Like so many others, they hatched their plot at a bar. Meeting on a work trip, Harley Adsit, a congressional staffer, and Sarah Geary, a media manager at Citizens for Responsible Energy Solutions, found themselves chatting about their media-adjacent jobs over drinks.
As the last rays of daylight faded away, their conversation turned similarly dark: murder.
“We were talking about our mutual love of true crime,” is how Adsit put it a year later, after they released more than a dozen episodes of their “Crime in Congress” podcast.
“We just started to get to thinking about how there are probably so many members that have interesting tidbits about murders in their hometown,” she said.
They created a 30-minute pilot episode of sorts in November, mostly to make sure they really wanted to do the work. They also came up with a logo — a bloody gavel and the podcast’s name set in front of an approximation of the Capitol Rotunda — and built a website.
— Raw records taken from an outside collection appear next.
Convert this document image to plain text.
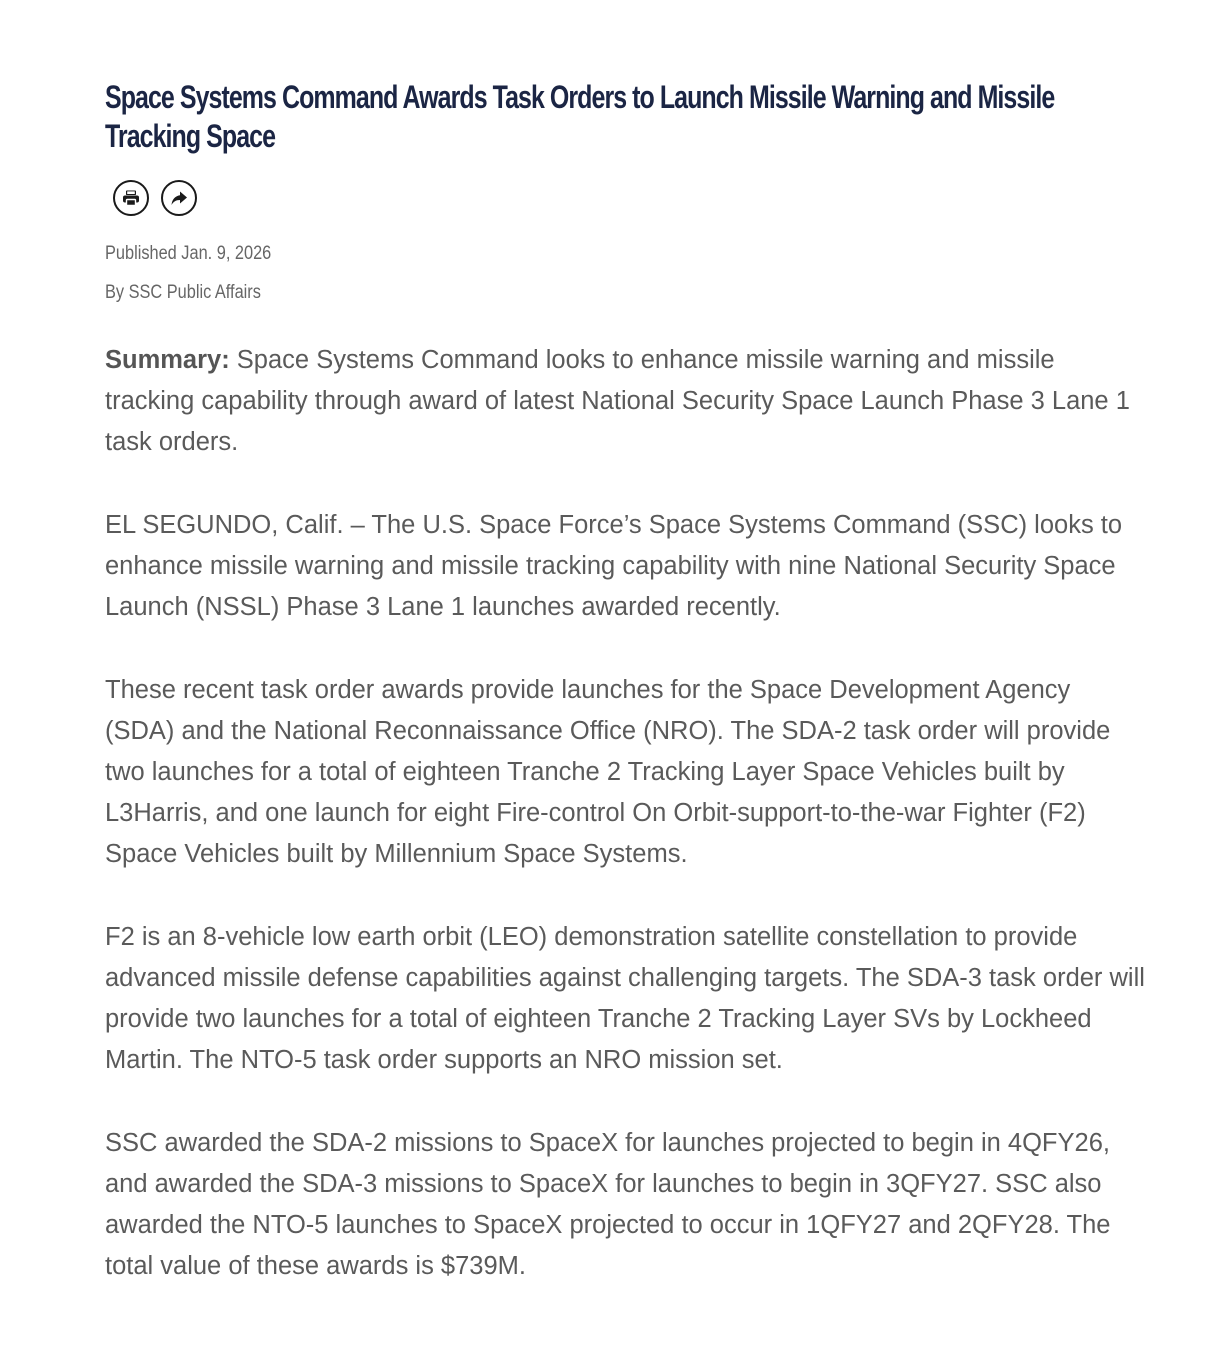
Space Systems Command Awards Task Orders to Launch Missile Warning and Missile Tracking Space
Published Jan. 9, 2026
By SSC Public Affairs

Summary: Space Systems Command looks to enhance missile warning and missile tracking capability through award of latest National Security Space Launch Phase 3 Lane 1 task orders.

EL SEGUNDO, Calif. – The U.S. Space Force’s Space Systems Command (SSC) looks to enhance missile warning and missile tracking capability with nine National Security Space Launch (NSSL) Phase 3 Lane 1 launches awarded recently.

These recent task order awards provide launches for the Space Development Agency (SDA) and the National Reconnaissance Office (NRO). The SDA-2 task order will provide two launches for a total of eighteen Tranche 2 Tracking Layer Space Vehicles built by L3Harris, and one launch for eight Fire-control On Orbit-support-to-the-war Fighter (F2) Space Vehicles built by Millennium Space Systems.

F2 is an 8-vehicle low earth orbit (LEO) demonstration satellite constellation to provide advanced missile defense capabilities against challenging targets. The SDA-3 task order will provide two launches for a total of eighteen Tranche 2 Tracking Layer SVs by Lockheed Martin. The NTO-5 task order supports an NRO mission set.

SSC awarded the SDA-2 missions to SpaceX for launches projected to begin in 4QFY26, and awarded the SDA-3 missions to SpaceX for launches to begin in 3QFY27. SSC also awarded the NTO-5 launches to SpaceX projected to occur in 1QFY27 and 2QFY28. The total value of these awards is $739M.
They launched their first episode a few months later and have released an episode or two every month since.
The podcast isn’t for everyone, Geary admitted, but for her, exploring a criminal mind is like visiting a foreign land.
“It’s always trying to fathom how folks end up breaking the law to that extent,” she said. “Like, how do you kill someone?”
While both hosts align on the right politically, they say the podcast is “political, but not partisan,” and you can’t tell from listening where their sympathies lie —other than with the victims of the crimes they discuss.